Hidup yang bagaimana yang anda inginkan apabila anda sudah tahu bahwa anda akan mati enam bulan lagi? Denrgan pertanyaan ini, Lakein memaksa kliennya untuk menghadapi apa-apa secara mendasar penting baginya.

Hal yang serupa juga ditanyakan oleh Shepard kepada kliennya, “Kapankah anda benar- benar merasa gembira karena menyadari bahwa anda masih hidup?” dan “Apakah yang benar-benar anda sesali karena tidak anda kerjakan akhir-akhir ini?” Banyak orang yang tidak pernah secara sadar memikirkan jawabannya. Tapi begitu mereka mengenali perasaan itu, maka merekapun akan dapat menetapkan kebijaksanaan mereka sendiri dengan mantap dan berusaha untuk membuat kehidupan yang terencana agar mereka lebih bahagia, dan yang kerap kali juga mengurangi frustrasi dan rasa bersalah mereka. Dan memang itulah tujuan dari proses tersebut, yaitu untuk menghadapi “orang asing”, yang kerap kali berupa diri kita sendiri, dan juga untuk menetapkan sejumlah prioritas dalam menghadapinya.

Seorang eksekutif mengatakan kepada Lakein bahwa ia memerlukan bantuan karena ia tidak dapat menangani 25 persoalan sekaligus, padahal semua persoalan itu sangat diminatinya. Ia dan Lakein akhirnya berkesimpulan bahwa eksekutif ini tidak mampu menyerahkan persoalan yang remeh kepada bawahannya.
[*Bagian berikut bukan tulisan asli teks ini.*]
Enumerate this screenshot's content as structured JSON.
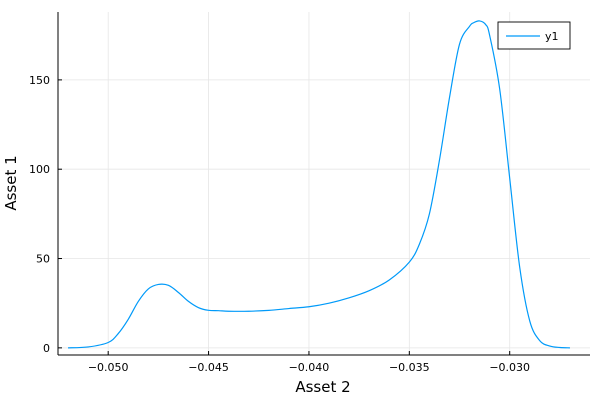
{
  "chart_data": {
    "type": "line",
    "xlabel": "Asset 2",
    "ylabel": "Asset 1",
    "xlim": [
      -0.0525,
      -0.026
    ],
    "ylim": [
      -4,
      188
    ],
    "xticks": [
      -0.05,
      -0.045,
      -0.04,
      -0.035,
      -0.03
    ],
    "xtick_labels": [
      "−0.050",
      "−0.045",
      "−0.040",
      "−0.035",
      "−0.030"
    ],
    "yticks": [
      0,
      50,
      100,
      150
    ],
    "ytick_labels": [
      "0",
      "50",
      "100",
      "150"
    ],
    "grid": true,
    "legend": {
      "position": "top-right",
      "entries": [
        "y1"
      ]
    },
    "series": [
      {
        "name": "y1",
        "color": "#009af9",
        "x": [
          -0.052,
          -0.051,
          -0.05,
          -0.0495,
          -0.049,
          -0.0485,
          -0.048,
          -0.0475,
          -0.047,
          -0.0465,
          -0.046,
          -0.0455,
          -0.045,
          -0.0445,
          -0.044,
          -0.043,
          -0.042,
          -0.041,
          -0.04,
          -0.039,
          -0.038,
          -0.037,
          -0.036,
          -0.035,
          -0.0345,
          -0.034,
          -0.0335,
          -0.033,
          -0.0325,
          -0.032,
          -0.0318,
          -0.0315,
          -0.0312,
          -0.031,
          -0.0305,
          -0.03,
          -0.0295,
          -0.029,
          -0.0285,
          -0.028,
          -0.0275,
          -0.027
        ],
        "y": [
          0,
          0.5,
          3,
          8,
          16,
          26,
          33,
          35.5,
          35,
          31,
          26,
          22.5,
          21,
          20.8,
          20.5,
          20.5,
          21,
          22,
          23,
          25,
          28,
          32,
          38,
          48,
          58,
          75,
          105,
          140,
          170,
          180,
          182,
          183,
          181,
          175,
          145,
          95,
          45,
          15,
          4,
          1,
          0.2,
          0
        ]
      }
    ]
  }
}
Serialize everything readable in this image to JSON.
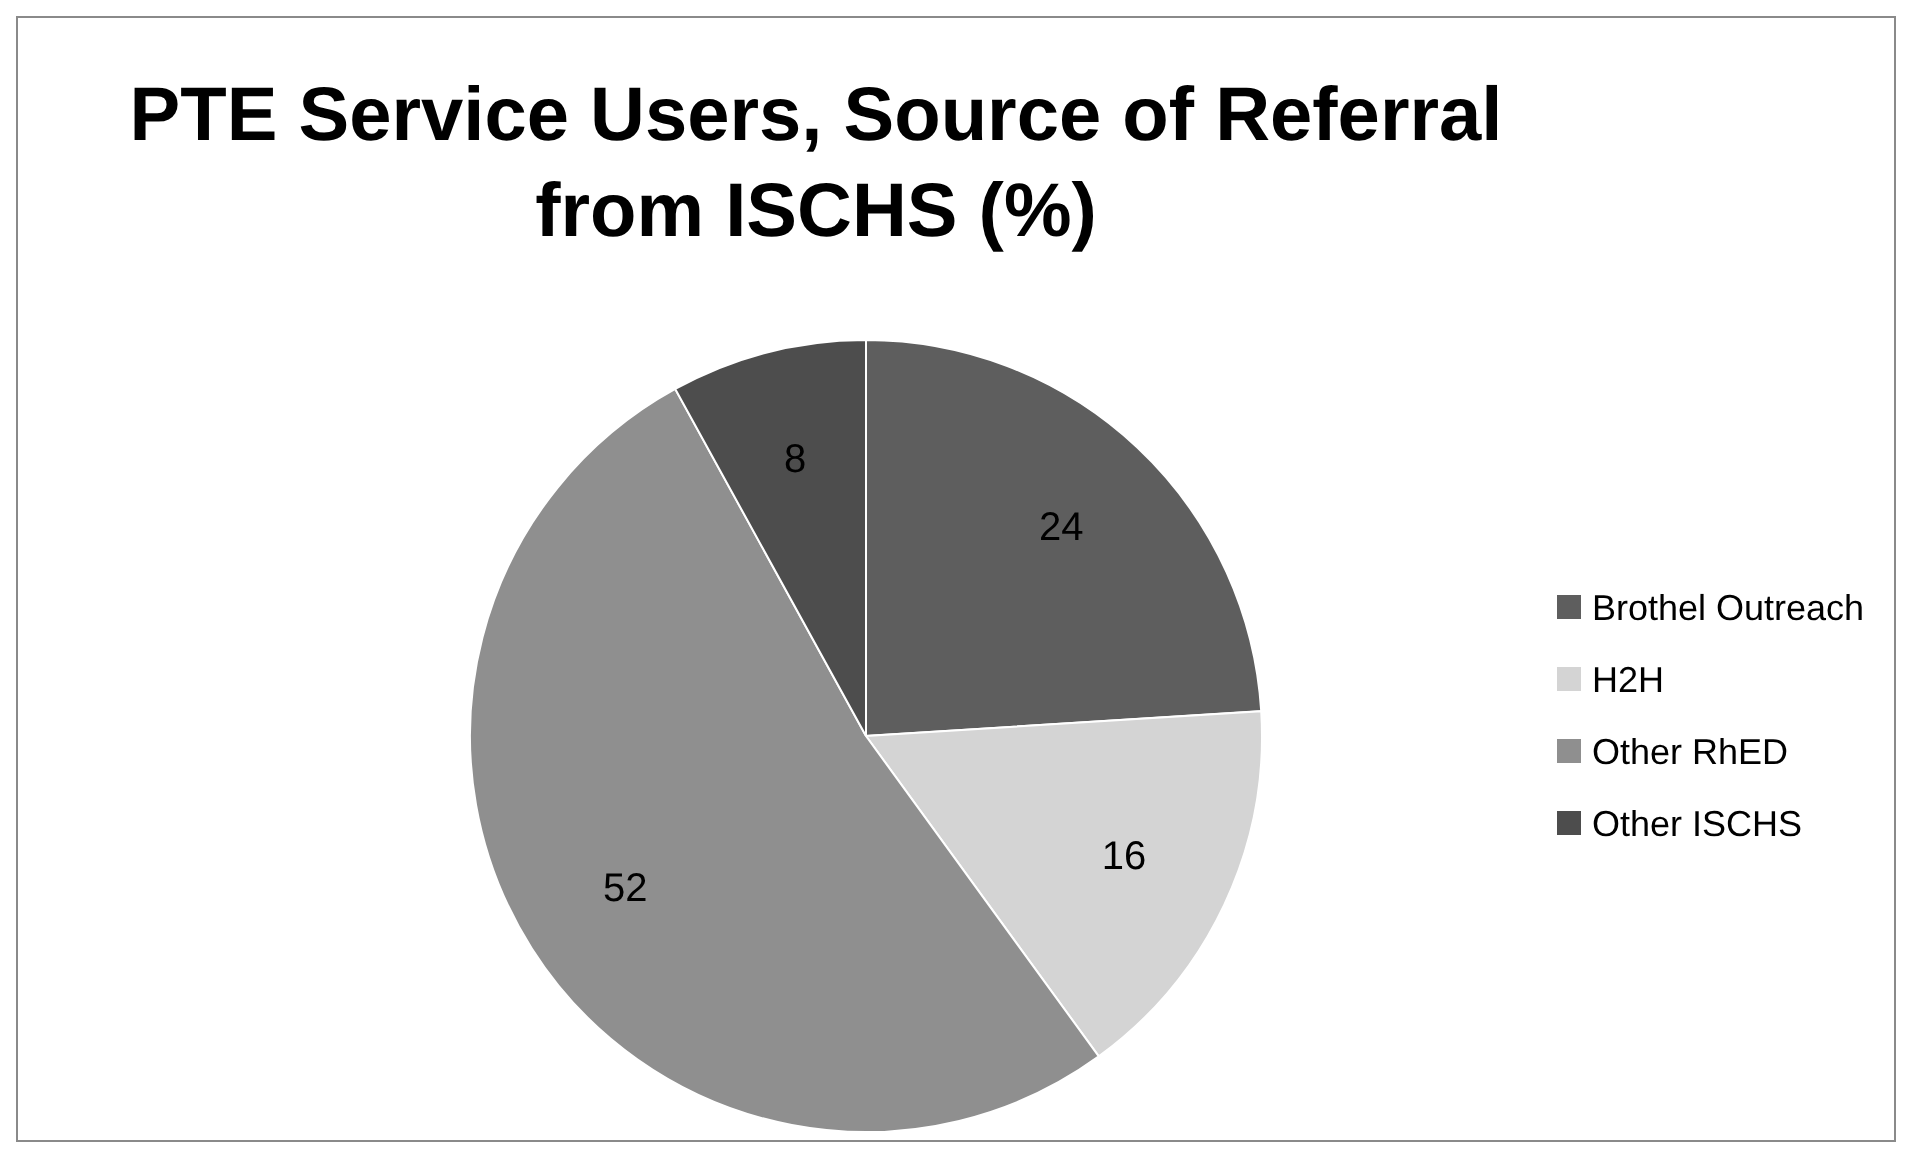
{
  "chart_data": {
    "type": "pie",
    "title": "PTE Service Users, Source of Referral from ISCHS (%)",
    "categories": [
      "Brothel Outreach",
      "H2H",
      "Other RhED",
      "Other ISCHS"
    ],
    "values": [
      24,
      16,
      52,
      8
    ],
    "colors": [
      "#5e5e5e",
      "#d4d4d4",
      "#8f8f8f",
      "#4d4d4d"
    ],
    "data_labels": true,
    "legend": "right"
  }
}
Dan ia memang sedang terjerat di kantornya akibat berlebihnya tugas yang dipikul, sehingga ia tidak pulang pula waktu malam – karena ia tidak menyukai isterinya. Akibatnya, karena tidak pulang dan merasa bersalah karena tidak menengok anak-anaknya, maka iapun menghabisi energinya di sebuah klub anak-anak muda.
Demikianlah, penggunaan paling baik dari waktunya itu ternyata hanya dapat dilakukan dengan menyerahkan perkara yang kecil-kecil kepada bawahannya, hingga dengan begitu ia dapat memusatkan perhatian ke pekerjaan kreatif yang dapat memberinya pengakuan yang diinginkannya, serta memiliki waktu untuk menengok anak-anaknya, dan bagaimanapun juga, ia harus lebih mengenali isterinya, yang selama ini sebenarnya ia belum kenal dengan baik.

“Selalu saja ada cukup waktu untuk melakukan apa yang penting,” kata Lakein. (Banyak orang menggunakan jam-jam kerjanya yang paling produktif, yaitu antara jam 8 sampai jam 11 pagi, hanya untuk membaca surat kabar, minum kopi, mengobrol dan sebagainya). Dan begitu kita sadar memang ada waktu untuk melakukan hal-hal yang penting, maka masalah selanjutnya hanyalah mengerjakannya, sekarang juga! Bagaimanapun seperti kata Lakein, “Waktu adalah kehidupan.”